Thursday 10 June 2010

qiyadah wal jundiyah

Serulah (manusia) kepada jalan Tuhanmu dengan hikmah dan nasihat yang baik, dan bantulah mereka dengan cara yang baik (An-Nahl: 125)

Ayat di atas merupakan salah satu perintah yang menunjukkan wajibnya berdakwah. Termotivasi dari seorang sahabat tentang sejauh mana sikap sami’na wa atho’na pada seorang qiyadah..

… sami’na wa atho’na pada qiyadah sudah seharusnya dilakukan. Namun.. tetap dengan catatan sejauh mana kebermanfaatannya untuk kemaslahatan umat. Belajar taat dengan menumbuhkan tsiqoh bil qiyadah (percaya pd pemimpin) dengan cara interaksi langsung sehingga melahirkan kebersihan hati, loyalitas dan pengakuan akan keluasan wawasan dari sang qiyadah tersebut.

Semoga simbiosis mutualisme antara qiyadah wal jundiyah yang dibingkai atas nama dakwah ini kan berbuah mardhotillah. Sebab.. meski konsep tertata rapi, prinsip dan sistem yang matang, namun ketika motor penggeraknya tidak ada, ya sama saja.. stagnan atau parahnya berhenti.

Ketaatan bisa direfleksikan dari ruhul istijabah (semangat menjawab seruan). Ketika qiyadah kita mengamanahi untuk melaksanakan sesuatu.. ya.. kita mencoba tanggap.. segera melaksanakan amanah tersebut.
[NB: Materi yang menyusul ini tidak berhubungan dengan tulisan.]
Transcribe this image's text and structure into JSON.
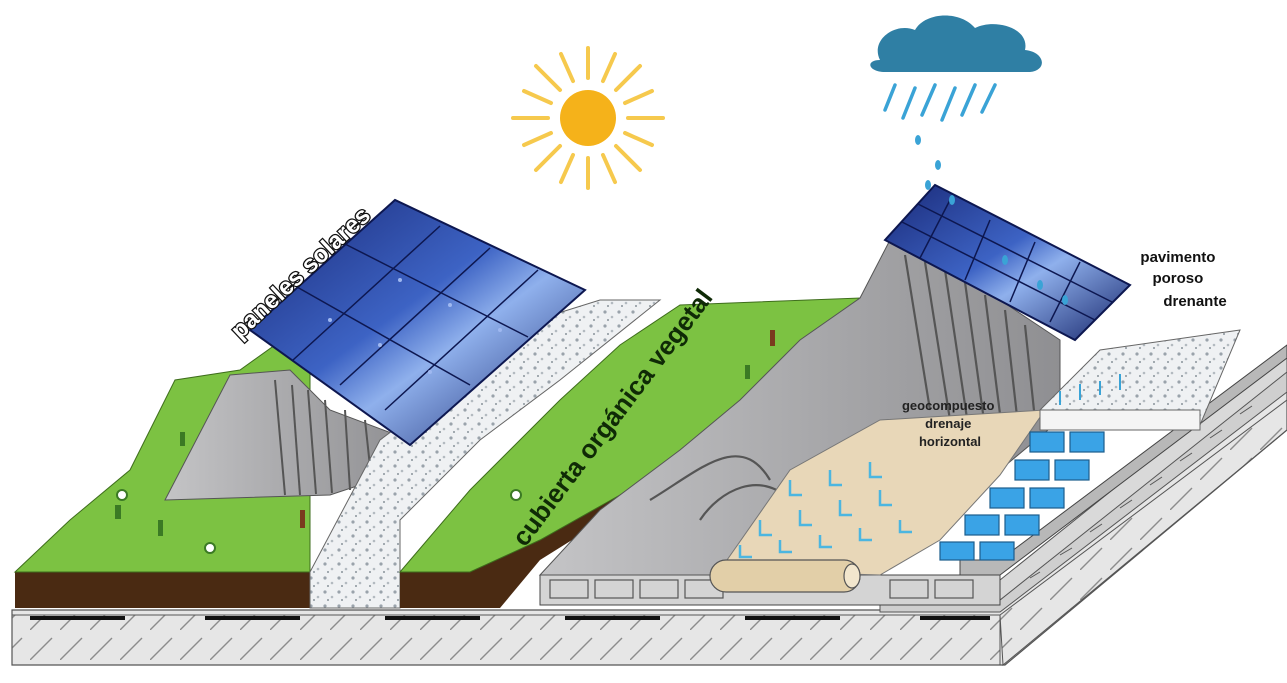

Ini akan berguna bagi kita kelak atau saat ini khususnya dalam nya’bi (dakwah masyarakat) yang menuntut kepekaan sosial yang tinggi.
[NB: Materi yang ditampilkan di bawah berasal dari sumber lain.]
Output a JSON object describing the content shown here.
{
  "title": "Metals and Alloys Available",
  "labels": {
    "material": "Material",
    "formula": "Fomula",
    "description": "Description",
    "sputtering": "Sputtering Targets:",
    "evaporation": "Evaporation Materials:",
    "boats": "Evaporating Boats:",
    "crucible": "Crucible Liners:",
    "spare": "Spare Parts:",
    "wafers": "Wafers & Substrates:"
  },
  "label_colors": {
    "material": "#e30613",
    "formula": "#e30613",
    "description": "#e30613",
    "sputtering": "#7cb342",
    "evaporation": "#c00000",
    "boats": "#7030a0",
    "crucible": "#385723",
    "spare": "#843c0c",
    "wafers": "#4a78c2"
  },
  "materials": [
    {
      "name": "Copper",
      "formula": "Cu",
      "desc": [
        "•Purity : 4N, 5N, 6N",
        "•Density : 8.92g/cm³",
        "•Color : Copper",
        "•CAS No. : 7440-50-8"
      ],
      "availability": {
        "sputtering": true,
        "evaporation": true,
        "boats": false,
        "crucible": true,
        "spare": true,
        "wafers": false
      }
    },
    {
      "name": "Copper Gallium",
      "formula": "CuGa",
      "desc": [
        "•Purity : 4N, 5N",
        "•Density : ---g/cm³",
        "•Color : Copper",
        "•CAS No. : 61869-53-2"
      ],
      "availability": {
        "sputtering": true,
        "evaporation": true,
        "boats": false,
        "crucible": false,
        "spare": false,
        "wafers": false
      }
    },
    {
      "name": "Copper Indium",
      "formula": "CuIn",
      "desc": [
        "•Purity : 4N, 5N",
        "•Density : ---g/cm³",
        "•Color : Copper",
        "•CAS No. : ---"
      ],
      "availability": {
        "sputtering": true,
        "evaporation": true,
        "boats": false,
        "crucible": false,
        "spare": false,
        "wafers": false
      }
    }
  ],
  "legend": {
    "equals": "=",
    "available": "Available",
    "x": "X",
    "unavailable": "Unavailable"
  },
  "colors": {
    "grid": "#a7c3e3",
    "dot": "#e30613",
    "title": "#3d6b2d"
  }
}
Tidak mudah memang.. apalagi seorang kader ideal (sebagai catatan kader kampus) yang dituntut organisasi baik, dakwah baik, akademis baik. Tapi itulah jalan manis yang harus dilalui untuk membiasakan kita dengan hal-hal yg luar biasa. Dan akhirnya kita menjadi orang luar biasa.

Sekali lagi… qiyadah juga insan biasa dengan segala alpa. Berlatih untuk tidak terpatok pada figuritas seseorang, termasuk qiyadah kita sekalipun. Karena.. semisal muncul sedikit kesalahan pada dirinya.. yang timbul adalah rasa kecewa

Dakwah yang berasal dan bertujuan hanya pada Allah. Parameter keberhasilan dari dakwah tersebut adalah semakin dekatnya subjek dakwah kepada Allah dan tercerahkannya objek dakwah sehingga ingin mendekatkan diri pada Allah.

Oleh karena itu, seorang Qiyadah haruslah:

1. Memiliki keikhlasan kepada Allah sehingga memiliki ikatan yang kuat dengan Allah. Ia juga tidak boleh meminta jabatan tersebut dan tidak boleh berambisi menduduki jabatan tersebut, karena bagi seorang muslim HARAM hukumnya menginginkan suatu jabatan tetapi WAJIB mempersiapkan diri untuk suatu jabatan. Segala keputusannya disandarkan kepada hasil syuro jamaah.

2. Adanya ikatan hati dengan jundi. Karena hanya dengan ikatan hati sesorang dapat menggerakan orang lain hingga batas maksimalnya. Karena seseorang tidak akan bisa memimpin orang lain dengan baik dan benar jika dia tidak mencintai orang lain tersebut karena Allah.

3. Membuat jundi bisa lebih baik dari dirinya. Dengan kata lain seorang qiyadah harus memiliki fungsi kaderisasi sehingga keberlangsungan roda lembaga dakwahnya bisa terus berputar. Bahkan hasil dari kaderisasinya harus bisa melebihi kompetensi dirinya sehingga kepengurusan selanjutnya bisa menjadi lebih baik dan terus lebih baik.

Semoga kita ‘MUSLIM’ bisa memimpin bangsa ini menuju suatu keadaan yang lebih baik. Semoga kita bisa membawakan cahaya ISLAM kepada kejahiliyyahan yang saat ini ada pada bangsa ini…

Arah dan tujuan kita jangan berubah. Langkah harus semakin tegap. Karena perubahan adalah kepastian. Bangkitkan semangat dan rebut setiap peluang. Jangan sibuk dengan hal tidak penting. Lenyapkan keraguan. Dan yakinlah bahwa Allah pasti membimbing kita untuk mendapatkan kebahagiaan yang hakiki.